Estou lendo a dissertação de
mestrado “Orígenes ensinou a reencarnação? Uma resposta às teorias
neo-gnósticas da reencarnação cristã com referência particular a Orígenes e ao
segundo concílio de Constantinopla (553)”, escrita por Dan Schlesinger. Ela foi
defendida no Departamento de Teologia e Estudos Religiosos da Universidade de
Glasgow, na Escócia, em 2016.
Trata-se de um belo texto, bem
fundamentado de um estudioso da área, simpático ao pensamento ortodoxo cristão
que entende que não se deve entender que haja reencarnação no Novo Testamento.
Há muito que comentar e discutir
na argumentação do mestre Schlesinger, se puder, vou pinçar alguns argumentos
polêmicos e comentá-los no Espiritismo Comentado.
Um ponto interessante que ele
apresenta é o que ele denomina como princípio básico de hermenêutica
(interpretação dos textos bíblicos) aceita pelos teólogos cristãos em geral: “a
escritura interpreta a escritura”. Isso significa que, como bem explica o
autor, “onde as passagens são isoladas, obscuras ou aparentemente
contraditórias”, interpreta-se levando em conta outras passagens e regras de
interpretação bíblica que se referem ao texto. Ele diz que os neo-gnósticos
(ele chama de neo-gnósticos os autores do movimento new age, e não dá mostras
de conhecer o espiritismo) fazem eisegese (interpretar um texto dando ideias do
próprio leitor) e não exegese (interpretação minuciosa do texto).
Em outras palavras, ele diz que
os membros do movimento new age fazem
uma interpretação forçada dos evangelhos para acomodar suas próprias crenças,
e, portanto, defende que a teologia tradicional não faz isso, possivelmente por
causa da coerência interna das interpretações com os textos das escrituras e
possivelmente com a tradição cristã, que supõe remontar à interpretação dos
apóstolos e dos primeiros cristãos.
Olhando com algum afastamento, acho
essa argumentação bem falaciosa, em função de alguns argumentos que passo a
apresentar.
O primeiro é que o conjunto de
livros que compõem o Novo Testamento foram objeto de escolha no final do século
IV e início do século V, por Jerônimo (considerado santo), a pedido do papa
Dâmaso I, e logo a seguir traduzidos para o latim, compondo a Vulgata. Ele
consultou outros cânones existentes, mas teria comentado, segundo Léon Denis,
que ele estava ciente que sua escolha não seria aceita pelas diversas
comunidades cristãs ao redor do mundo na época.

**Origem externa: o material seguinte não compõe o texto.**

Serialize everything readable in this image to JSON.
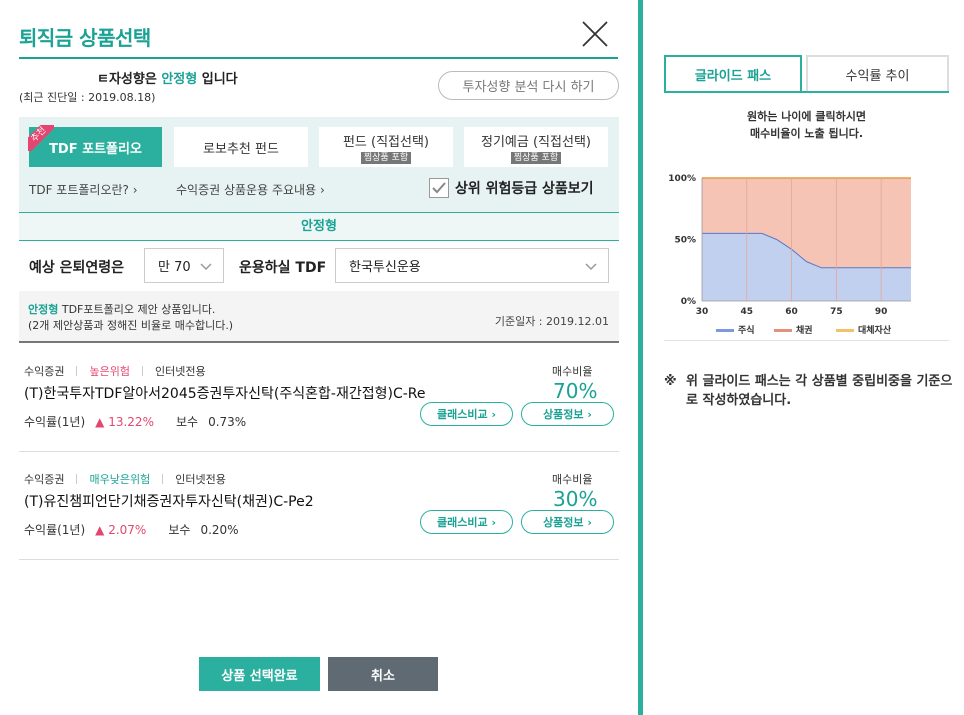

O argumento que se emprega em
defesa do trabalho de Jerônimo, é que ele escolheu apenas os textos que eram
coerentes entre si, que não eram contraditórios.
Então, a regra da hermenêutica
incorre na chamada “petição de princípio”, que é uma falácia, citada pelo
próprio autor contra os “neo-gnósticos” e contra nós, porque uma pessoa
escolheu os textos da escritura, mas só se pode interpretar as passagens
obscuras usando-se os textos que ele escolheu. Em outras palavras, a compreensão
de Jerônimo e de sua tradição se torna, na verdade, um critério para a
interpretação dos evangelhos. Temos, então uma regra que impõe uma hermenêutica
dos vitoriosos da história, já que havia um número enorme de textos (como o
Pastor de Hermas que foi usado por muito tempo pelos cristãos primeiros e
depois retirado do cânone) e de interpretações (as mais “populares e
discordantes” foram consideradas heresias).
Repetindo, é um erro lógico
também chamado de circularidade. Eu só posso interpretar usando os textos que
alguém escolheu como certos porque são considerados coerentes entre si, com
critérios que Jerônimo considerou.
Esse é um ponto importante,
porque permite a consideração e análise de outros textos produzidos nos
primeiros séculos, como fontes para a compreensão do que os primeiros cristãos
pensavam, para fins do entendimento possível do que Jesus deve ter ensinado aos
apóstolos. É uma abordagem hermenêutica que inclui estudos históricos e a
necessidade de compreensão de como os grupos cristãos foram se formando, e não
apenas assume como heresias o que a ortodoxia vitoriosa assim o considera.
Por essa razão, é sensata a
recomendação de Allan Kardec que conheçamos a época e os costumes para entender
o texto bíblico e a provocação de Hermínio Miranda quando coloca no título de
seu livro sobre o cristianismo a expressão “heresia católica”.